One of these days, I expect to see Grizzlies vs. Thunder: A Quentin Tarantino Film. Seriously. The violence level fits, and tonight Scott Brooks Scott Brooks! drew a technical for saying God knows what. All you need to know about this one, though, is this Thunder statistic: Two fast-break points. Two. That’s how stifling the Memphis defense was, and when O. J. Mayo lofted a 25-footer at the shot-clock buzzer with 17 seconds left to put the Grizzlies up four, Loud City assumed an eerie quiet. OKC pulled within two on a pair of Russell Westbrook free throws, but Zach Randolph got two of his own, and Tony Allen tacked on two more just to rub it in. It’s the first time Memphis has beaten Oklahoma City this season in four tries, but it’s the one that’s going to hurt the most. Grizzlies 94, Thunder 88, and it pulls Memphis a couple of percentage points ahead of Dallas for the fifth seed in the West. (At this writing, the Mavs are being pounded by the L. A. Clippers.)

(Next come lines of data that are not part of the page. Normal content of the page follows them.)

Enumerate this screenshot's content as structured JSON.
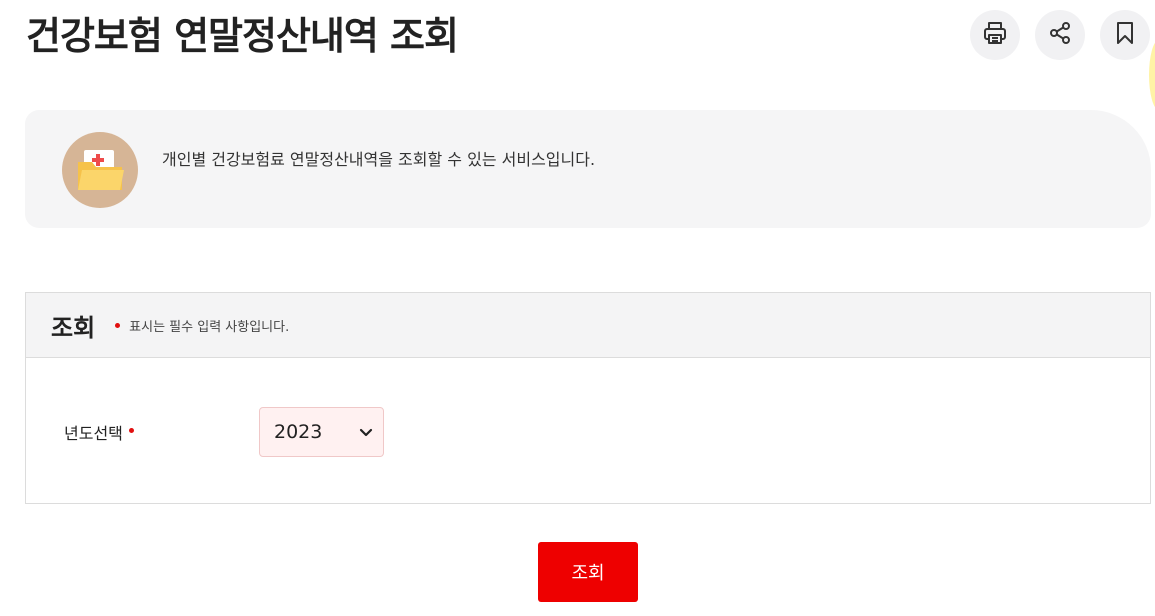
{
  "header": {
    "title": "건강보험 연말정산내역 조회",
    "tools": [
      {
        "icon": "print-icon"
      },
      {
        "icon": "share-icon"
      },
      {
        "icon": "bookmark-icon"
      }
    ]
  },
  "intro": {
    "icon": "medical-folder-icon",
    "text": "개인별 건강보험료 연말정산내역을 조회할 수 있는 서비스입니다."
  },
  "search": {
    "title": "조회",
    "required_note": "표시는 필수 입력 사항입니다.",
    "year_label": "년도선택",
    "year_selected": "2023"
  },
  "submit_label": "조회",
  "colors": {
    "accent": "#ee0000",
    "panel_bg": "#f4f4f5",
    "select_bg": "#fff1f1"
  }
}
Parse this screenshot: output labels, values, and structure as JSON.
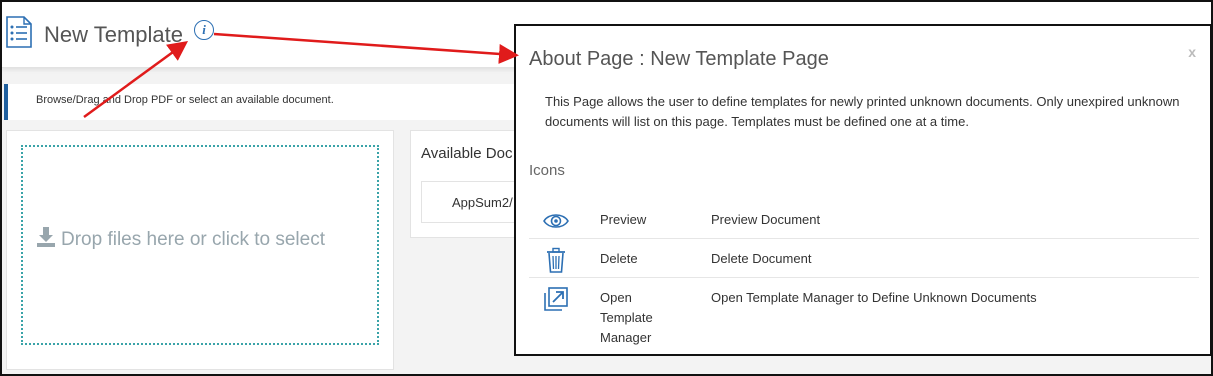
{
  "header": {
    "title": "New Template",
    "info_icon_glyph": "i"
  },
  "instruction": {
    "text": "Browse/Drag and Drop PDF or select an available document."
  },
  "dropzone": {
    "label": "Drop files here or click to select"
  },
  "available_documents": {
    "title": "Available Doc",
    "items": [
      {
        "label": "AppSum2/"
      }
    ]
  },
  "modal": {
    "title": "About Page : New Template Page",
    "close_label": "x",
    "description": "This Page allows the user to define templates for newly printed unknown documents. Only unexpired unknown documents will list on this page. Templates must be defined one at a time.",
    "icons_heading": "Icons",
    "icons": [
      {
        "icon": "eye-icon",
        "name": "Preview",
        "description": "Preview Document"
      },
      {
        "icon": "trash-icon",
        "name": "Delete",
        "description": "Delete Document"
      },
      {
        "icon": "open-external-icon",
        "name": "Open Template Manager",
        "description": "Open Template Manager to Define Unknown Documents"
      }
    ]
  },
  "colors": {
    "accent_blue": "#1f5f9e",
    "icon_blue": "#2c6fb3",
    "dropzone_border": "#3aa3a8",
    "annotation_arrow": "#e01b1b"
  }
}
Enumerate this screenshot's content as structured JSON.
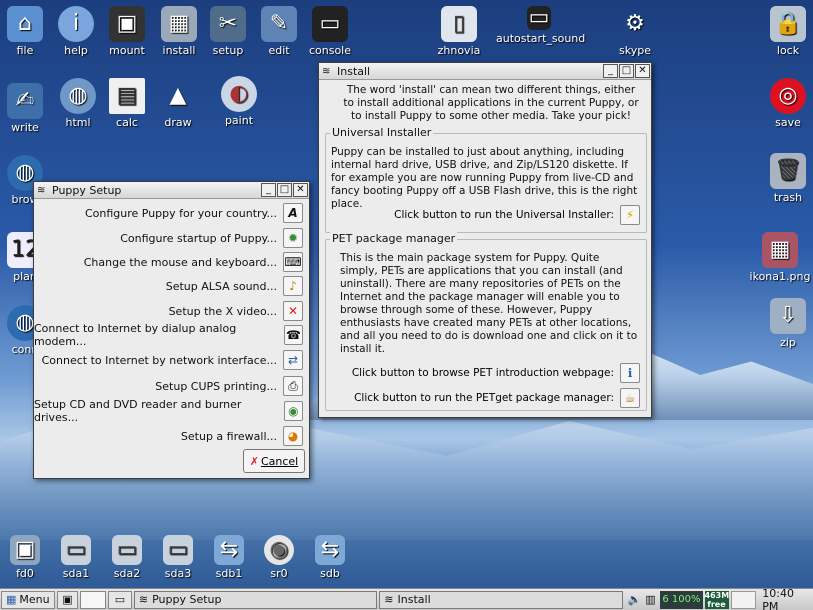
{
  "desktop": {
    "icons": [
      {
        "label": "file",
        "icon": "home-folder-icon"
      },
      {
        "label": "help",
        "icon": "info-icon"
      },
      {
        "label": "mount",
        "icon": "monitor-icon"
      },
      {
        "label": "install",
        "icon": "package-box-icon"
      },
      {
        "label": "setup",
        "icon": "tools-icon"
      },
      {
        "label": "edit",
        "icon": "pen-icon"
      },
      {
        "label": "console",
        "icon": "terminal-icon"
      },
      {
        "label": "zhnovia",
        "icon": "document-icon"
      },
      {
        "label": "autostart_sound",
        "icon": "terminal-icon"
      },
      {
        "label": "skype",
        "icon": "gear-icon"
      },
      {
        "label": "lock",
        "icon": "padlock-icon"
      },
      {
        "label": "write",
        "icon": "writer-icon"
      },
      {
        "label": "html",
        "icon": "globe-icon"
      },
      {
        "label": "calc",
        "icon": "spreadsheet-icon"
      },
      {
        "label": "draw",
        "icon": "shapes-icon"
      },
      {
        "label": "paint",
        "icon": "palette-icon"
      },
      {
        "label": "save",
        "icon": "save-target-icon"
      },
      {
        "label": "brow",
        "icon": "browser-icon"
      },
      {
        "label": "trash",
        "icon": "trash-icon"
      },
      {
        "label": "plan",
        "icon": "calendar-icon"
      },
      {
        "label": "ikona1.png",
        "icon": "image-icon"
      },
      {
        "label": "conn",
        "icon": "network-icon"
      },
      {
        "label": "zip",
        "icon": "zip-icon"
      },
      {
        "label": "fd0",
        "icon": "floppy-icon"
      },
      {
        "label": "sda1",
        "icon": "drive-icon"
      },
      {
        "label": "sda2",
        "icon": "drive-icon"
      },
      {
        "label": "sda3",
        "icon": "drive-icon"
      },
      {
        "label": "sdb1",
        "icon": "usb-icon"
      },
      {
        "label": "sr0",
        "icon": "cd-icon"
      },
      {
        "label": "sdb",
        "icon": "usb-icon"
      }
    ]
  },
  "setup_window": {
    "title": "Puppy Setup",
    "rows": [
      {
        "label": "Configure Puppy for your country...",
        "icon": "A"
      },
      {
        "label": "Configure startup of Puppy...",
        "icon": "✹"
      },
      {
        "label": "Change the mouse and keyboard...",
        "icon": "⌨"
      },
      {
        "label": "Setup ALSA sound...",
        "icon": "♪"
      },
      {
        "label": "Setup the X video...",
        "icon": "✕"
      },
      {
        "label": "Connect to Internet by dialup analog modem...",
        "icon": "☎"
      },
      {
        "label": "Connect to Internet by network interface...",
        "icon": "⇄"
      },
      {
        "label": "Setup CUPS printing...",
        "icon": "⎙"
      },
      {
        "label": "Setup CD and DVD reader and burner drives...",
        "icon": "◉"
      },
      {
        "label": "Setup a firewall...",
        "icon": "◕"
      }
    ],
    "cancel_label": "Cancel"
  },
  "install_window": {
    "title": "Install",
    "intro": "The word 'install' can mean two different things, either to install additional applications in the current Puppy, or to install Puppy to some other media. Take your pick!",
    "universal": {
      "heading": "Universal Installer",
      "text": "Puppy can be installed to just about anything, including internal hard drive, USB drive, and Zip/LS120 diskette. If for example you are now running Puppy from live-CD and fancy booting Puppy off a USB Flash drive, this is the right place.",
      "button_label": "Click button to run the Universal Installer:"
    },
    "pet": {
      "heading": "PET package manager",
      "text": "This is the main package system for Puppy. Quite simply, PETs are applications that you can install (and uninstall). There are many repositories of PETs on the Internet and the package manager will enable you to browse through some of these. However, Puppy enthusiasts have created many PETs at other locations, and all you need to do is download one and click on it to install it.",
      "browse_label": "Click button to browse PET introduction webpage:",
      "run_label": "Click button to run the PETget package manager:"
    }
  },
  "taskbar": {
    "menu_label": "Menu",
    "tasks": [
      "Puppy Setup",
      "Install"
    ],
    "cpu": "6",
    "mem": "100%",
    "free_top": "463M",
    "free_bottom": "free",
    "clock": "10:40 PM"
  }
}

Mayo, in fact, outscored everyone: he had 22 points. Jeremy Pargo, starting in place of the ailing Mike Conley, came up with an unexpected ten; Zach Randolph, beside O. J. on the Memphis bench, had ten more. The Griz did not shoot well 39 percent, 4 of 16 from beyond the arc but they nailed 22 of 24 from the stripe. (The Thunder likewise put up 24, but only hit 17.) What Memphis does best, though, is force turnovers, and OKC obligingly coughed up the ball 18 times.
You have to assume that Westbrook is not happy with 5-16 from the floor (19 points), and Kevin Durant is less than pleased with 8-20 (21). Rebounds were even, OKC was up two in assists, but where’s the ball going through the net? “It wasn’t a lack of effort,” said Brooks; “we were out of sync.” Outscored 52-44 in the second half, they were evidently syncing out of sight.
Now to take it to South Beach. The Heat will not be in a forgiving mood, I suspect.